The most heartrending passages of Golden’s story, which was drawn from a two-thousand-page confidential Army file provided by an anonymous source, describe the death by torture of a slight, shy, illiterate young Afghan villager who was shackled by the wrists to the wire ceiling of his cell for days, struck more than a hundred times in one day for the amusement of captors who found his agonized screams of “Allah!” funny, and beaten on the legs until the tissue, in a coroner’s words, “had basically been pulpified.” By the time he died, most of his interrogators had concluded that he was guiltless. In common with the Abu Ghraib case and others, only a few lower-ranking officers and (especially) enlisted soldiers have been disciplined in connection with this and other abuses at Bagram.
The indulgence of this sort of depravity goes to, and comes from, the top. President Bush pushed aside the Geneva Conventions. A memo prepared on the order of his White House counsel, now Attorney General, suggested limiting the definition of torture to acts that bring on “organ failure.”
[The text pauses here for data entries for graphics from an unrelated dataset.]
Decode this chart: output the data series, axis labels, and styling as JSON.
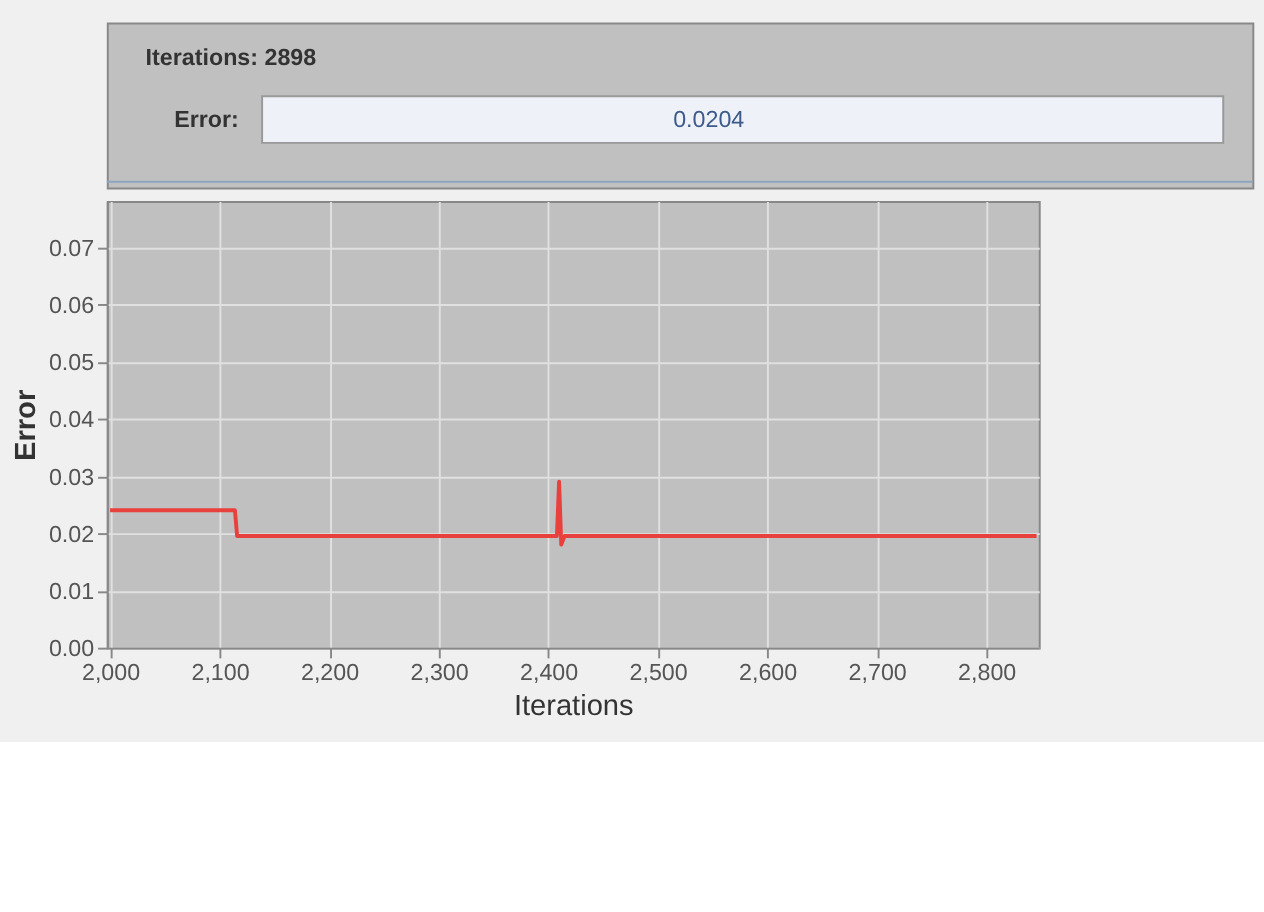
{
  "chart_data": {
    "type": "line",
    "xlabel": "Iterations",
    "ylabel": "Error",
    "annotations": [
      "Iterations: 2898",
      "Error:",
      "0.0204"
    ],
    "x": [
      2000,
      2050,
      2100,
      2114,
      2116,
      2150,
      2200,
      2300,
      2400,
      2408,
      2410,
      2412,
      2415,
      2440,
      2500,
      2600,
      2700,
      2800,
      2846
    ],
    "series": [
      {
        "color": "#e8403c",
        "values": [
          0.024,
          0.024,
          0.024,
          0.024,
          0.0195,
          0.0195,
          0.0195,
          0.0195,
          0.0195,
          0.0195,
          0.029,
          0.018,
          0.0195,
          0.0195,
          0.0195,
          0.0195,
          0.0195,
          0.0195,
          0.0195
        ]
      }
    ],
    "xlim": [
      1997,
      2848
    ],
    "xticks": [
      {
        "value": 2000,
        "label": "2,000"
      },
      {
        "value": 2100,
        "label": "2,100"
      },
      {
        "value": 2200,
        "label": "2,200"
      },
      {
        "value": 2300,
        "label": "2,300"
      },
      {
        "value": 2400,
        "label": "2,400"
      },
      {
        "value": 2500,
        "label": "2,500"
      },
      {
        "value": 2600,
        "label": "2,600"
      },
      {
        "value": 2700,
        "label": "2,700"
      },
      {
        "value": 2800,
        "label": "2,800"
      }
    ],
    "ylim": [
      0,
      0.078
    ],
    "yticks": [
      {
        "value": 0,
        "label": "0.00"
      },
      {
        "value": 0.01,
        "label": "0.01"
      },
      {
        "value": 0.02,
        "label": "0.02"
      },
      {
        "value": 0.03,
        "label": "0.03"
      },
      {
        "value": 0.04,
        "label": "0.04"
      },
      {
        "value": 0.05,
        "label": "0.05"
      },
      {
        "value": 0.06,
        "label": "0.06"
      },
      {
        "value": 0.07,
        "label": "0.07"
      }
    ],
    "grid": true,
    "line_style": "solid",
    "marker": "none"
  }
}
The people that do these things did not come from outer space. They came from next door. They are us and we have become torturers.
Read the whole column.
Hertzberg points out that arguing about the reliability of Newsweek sources, when we know it is a fact that we are torturing people, is nonsensical. Bush and his foot soldiers are astonishingly adept at fogging the lenses. We wander bamboozled again in never never land.